Create a bagging learner — mlr_graphs

Creates a Graph that performs bagging for a supplied graph. This is done as follows:

Subsample the data in each step using PipeOpSubsample, afterwards apply graph
Replicate this step iterations times (in parallel via multiplicities)
Average outputs of replicated graphs predictions using the averager (note that setting collect_multipliciy = TRUE is required)

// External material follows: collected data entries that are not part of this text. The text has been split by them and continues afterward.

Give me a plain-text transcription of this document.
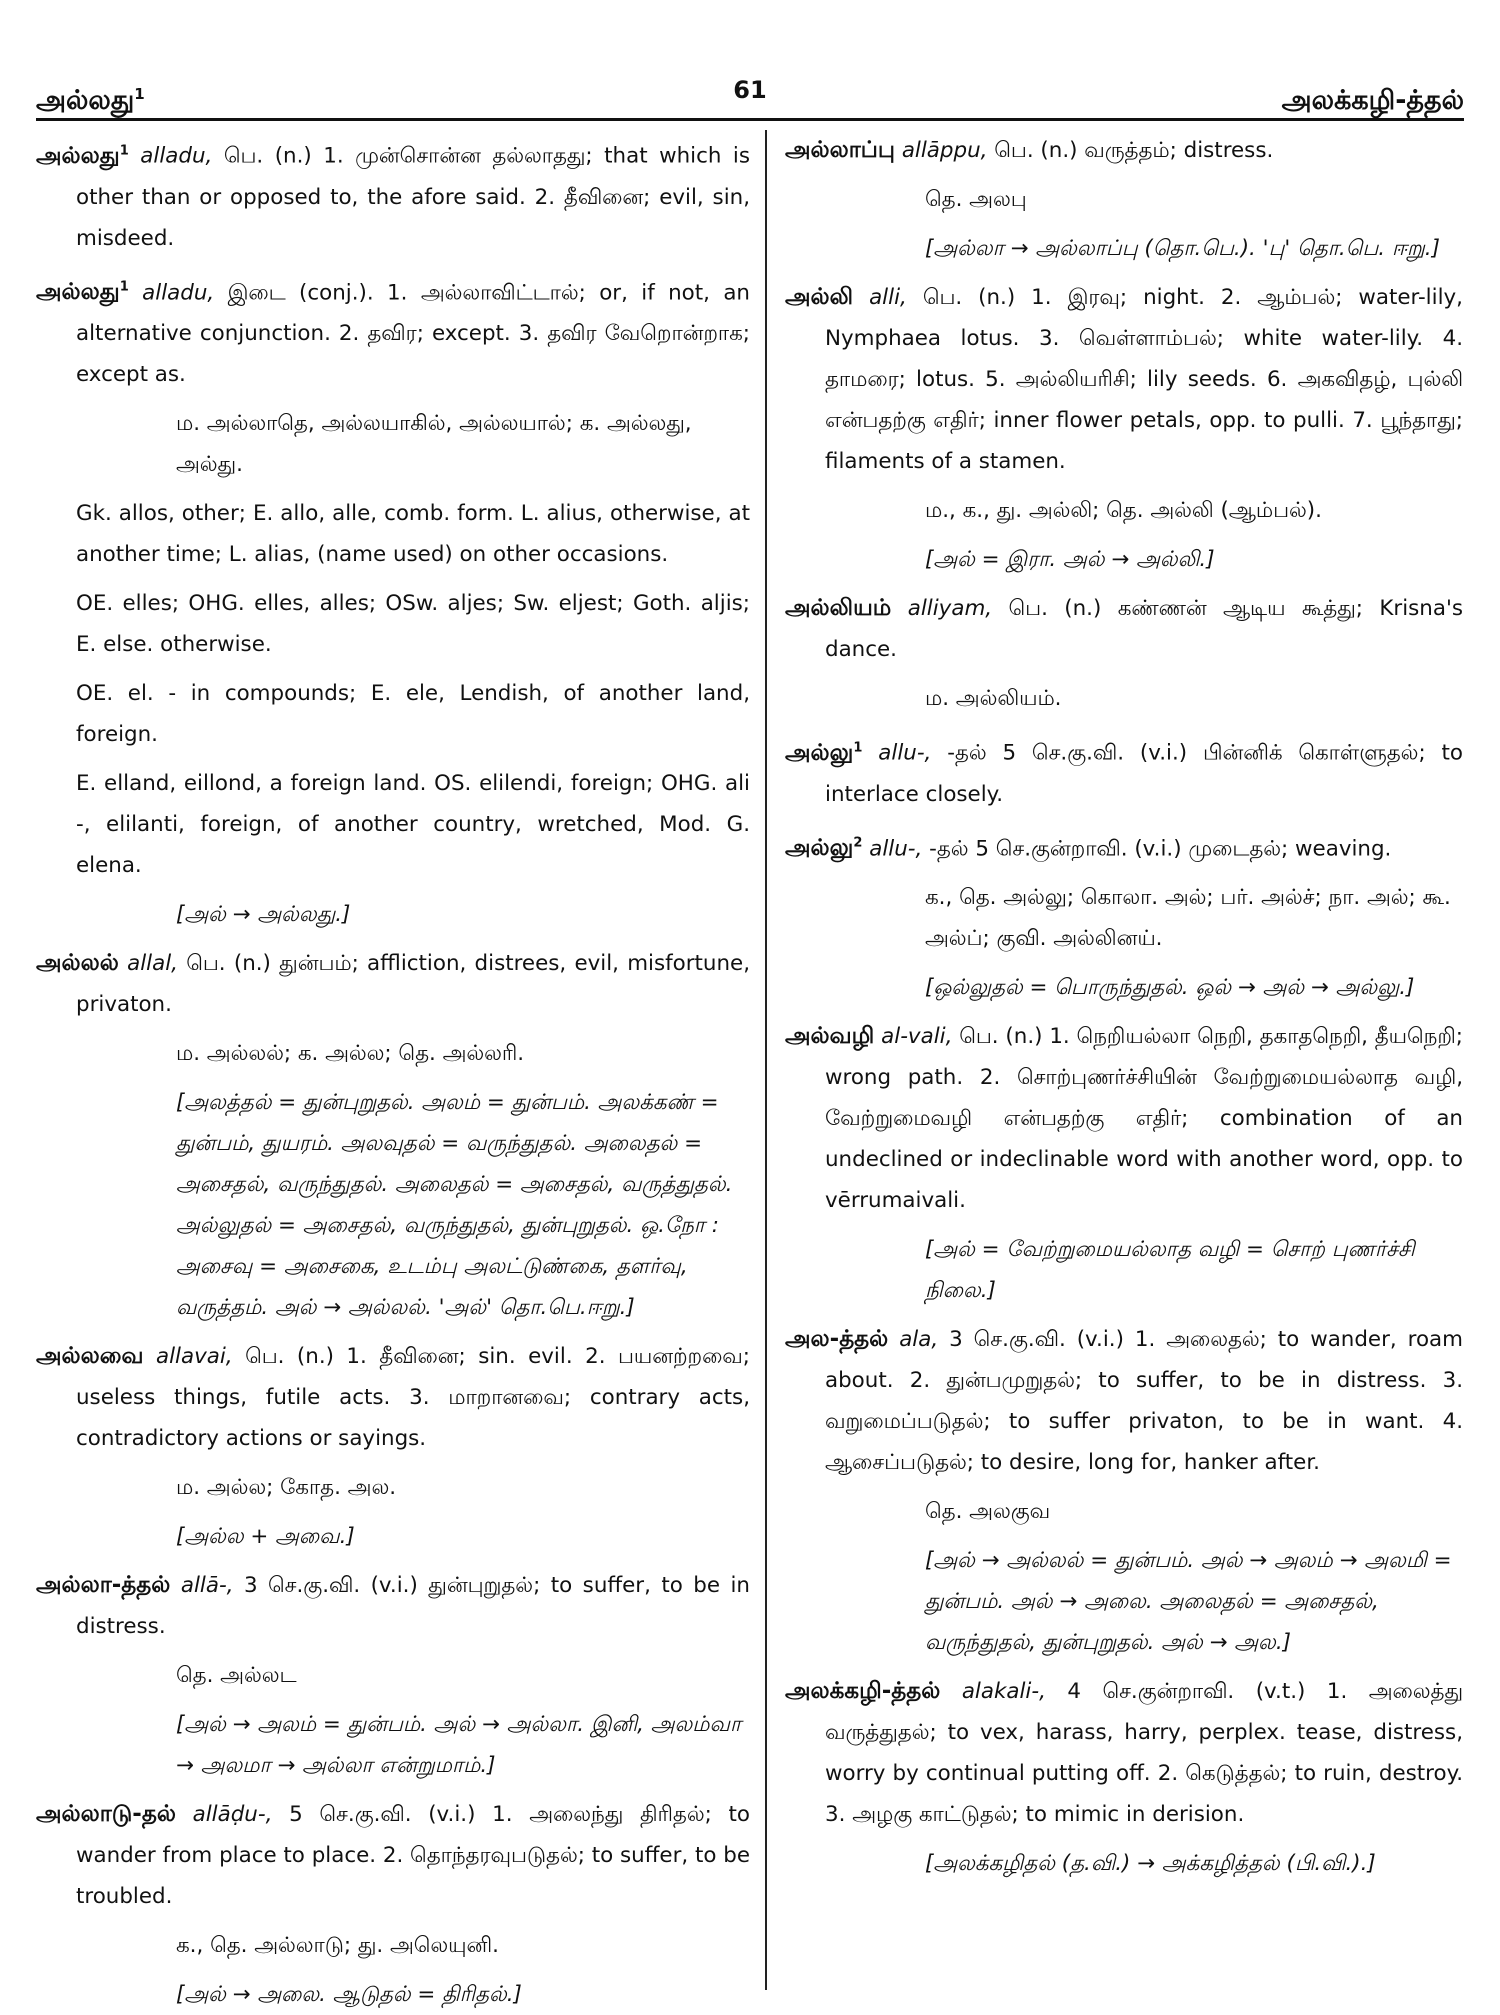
அல்லது$^1$	61	அலக்கழி-த்தல்

அல்லது$^1$ alladu, பெ. (n.) 1. முன்சொன்ன தல்லாதது; that which is other than or opposed to, the afore said. 2. தீவினை; evil, sin, misdeed.

அல்லது$^1$ alladu, இடை (conj.). 1. அல்லாவிட்டால்; or, if not, an alternative conjunction. 2. தவிர; except. 3. தவிர வேறொன்றாக; except as.

ம. அல்லாதெ, அல்லயாகில், அல்லயால்; க. அல்லது, அல்து.

Gk. allos, other; E. allo, alle, comb. form. L. alius, otherwise, at another time; L. alias, (name used) on other occasions.

OE. elles; OHG. elles, alles; OSw. aljes; Sw. eljest; Goth. aljis; E. else. otherwise.

OE. el. - in compounds; E. ele, Lendish, of another land, foreign.

E. elland, eillond, a foreign land. OS. elilendi, foreign; OHG. ali -, elilanti, foreign, of another country, wretched, Mod. G. elena.

[அல் → அல்லது.]

அல்லல் allal, பெ. (n.) துன்பம்; affliction, distrees, evil, misfortune, privaton.

ம. அல்லல்; க. அல்ல; தெ. அல்லரி.

[அலத்தல் = துன்புறுதல். அலம் = துன்பம். அலக்கண் = துன்பம், துயரம். அலவுதல் = வருந்துதல். அலைதல் = அசைதல், வருந்துதல். அலைதல் = அசைதல், வருத்துதல். அல்லுதல் = அசைதல், வருந்துதல், துன்புறுதல். ஒ.நோ : அசைவு = அசைகை, உடம்பு அலட்டுண்கை, தளர்வு, வருத்தம். அல் → அல்லல். 'அல்' தொ.பெ.ஈறு.]

அல்லவை allavai, பெ. (n.) 1. தீவினை; sin. evil. 2. பயனற்றவை; useless things, futile acts. 3. மாறானவை; contrary acts, contradictory actions or sayings.

ம. அல்ல; கோத. அல.

[அல்ல + அவை.]

அல்லா-த்தல் allā-, 3 செ.கு.வி. (v.i.) துன்புறுதல்; to suffer, to be in distress.

தெ. அல்லட

[அல் → அலம் = துன்பம். அல் → அல்லா. இனி, அலம்வா → அலமா → அல்லா என்றுமாம்.]

அல்லாடு-தல் allāḍu-, 5 செ.கு.வி. (v.i.) 1. அலைந்து திரிதல்; to wander from place to place. 2. தொந்தரவுபடுதல்; to suffer, to be troubled.

க., தெ. அல்லாடு; து. அலெயுனி.

[அல் → அலை. ஆடுதல் = திரிதல்.]

அல்லாப்பு allāppu, பெ. (n.) வருத்தம்; distress.

தெ. அலபு

[அல்லா → அல்லாப்பு (தொ.பெ.). 'பு' தொ.பெ. ஈறு.]

அல்லி alli, பெ. (n.) 1. இரவு; night. 2. ஆம்பல்; water-lily, Nymphaea lotus. 3. வெள்ளாம்பல்; white water-lily. 4. தாமரை; lotus. 5. அல்லியரிசி; lily seeds. 6. அகவிதழ், புல்லி என்பதற்கு எதிர்; inner flower petals, opp. to pulli. 7. பூந்தாது; filaments of a stamen.

ம., க., து. அல்லி; தெ. அல்லி (ஆம்பல்).

[அல் = இரா. அல் → அல்லி.]

அல்லியம் alliyam, பெ. (n.) கண்ணன் ஆடிய கூத்து; Krisna's dance.

ம. அல்லியம்.

அல்லு$^1$ allu-, -தல் 5 செ.கு.வி. (v.i.) பின்னிக் கொள்ளுதல்; to interlace closely.

அல்லு$^2$ allu-, -தல் 5 செ.குன்றாவி. (v.i.) முடைதல்; weaving.

க., தெ. அல்லு; கொலா. அல்; பர். அல்ச்; நா. அல்; கூ. அல்ப்; குவி. அல்லினய்.

[ஒல்லுதல் = பொருந்துதல். ஒல் → அல் → அல்லு.]

அல்வழி al-vali, பெ. (n.) 1. நெறியல்லா நெறி, தகாதநெறி, தீயநெறி; wrong path. 2. சொற்புணர்ச்சியின் வேற்றுமையல்லாத வழி, வேற்றுமைவழி என்பதற்கு எதிர்; combination of an undeclined or indeclinable word with another word, opp. to vērrumaivali.

[அல் = வேற்றுமையல்லாத வழி = சொற் புணர்ச்சி நிலை.]

அல-த்தல் ala, 3 செ.கு.வி. (v.i.) 1. அலைதல்; to wander, roam about. 2. துன்பமுறுதல்; to suffer, to be in distress. 3. வறுமைப்படுதல்; to suffer privaton, to be in want. 4. ஆசைப்படுதல்; to desire, long for, hanker after.

தெ. அலகுவ

[அல் → அல்லல் = துன்பம். அல் → அலம் → அலமி = துன்பம். அல் → அலை. அலைதல் = அசைதல், வருந்துதல், துன்புறுதல். அல் → அல.]

அலக்கழி-த்தல் alakali-, 4 செ.குன்றாவி. (v.t.) 1. அலைத்து வருத்துதல்; to vex, harass, harry, perplex. tease, distress, worry by continual putting off. 2. கெடுத்தல்; to ruin, destroy. 3. அழகு காட்டுதல்; to mimic in derision.

[அலக்கழிதல் (த.வி.) → அக்கழித்தல் (பி.வி.).]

All input arguments are cloned and have no references in common with the returned Graph.

Usage

pipeline_bagging(
  graph,
  iterations = 10,
  frac = 0.7,
  averager = NULL,
  replace = FALSE
)

Arguments

graph: PipeOp | Graph
A PipeOpLearner or Graph to create a robustifying pipeline for. Outputs from the replicated graphs are connected with the averager.
iterations: integer(1)
Number of bagging iterations. Defaults to 10.
frac: numeric(1)
Percentage of rows to keep during subsampling. See PipeOpSubsample for more information. Defaults to 0.7.
averager: PipeOp | Graph
A PipeOp or Graph that averages the predictions from the replicated and subsampled graph's. In the simplest case, po("classifavg") and po("regravg") can be used in order to perform simple averaging of classification and regression predictions respectively. If NULL (default), no averager is added to the end of the graph. Note that setting collect_multipliciy = TRUE during construction of the averager is required.
replace: logical(1)
Whether to sample with replacement. Default FALSE.

Value

Graph

Examples

# \donttest{
library(mlr3)
lrn_po = po("learner", lrn("regr.rpart"))
task = mlr_tasks$get("boston_housing")
gr = pipeline_bagging(lrn_po, 3, averager = po("regravg", collect_multiplicity = TRUE))
resample(task, GraphLearner$new(gr), rsmp("holdout"))$aggregate()
#> regr.mse 
#> 17.31492 

# The original bagging method uses boosting by sampling with replacement.
gr = ppl("bagging", lrn_po, frac = 1, replace = TRUE,
  averager = po("regravg", collect_multiplicity = TRUE))
resample(task, GraphLearner$new(gr), rsmp("holdout"))$aggregate()
#> regr.mse 
#> 11.37488 
# }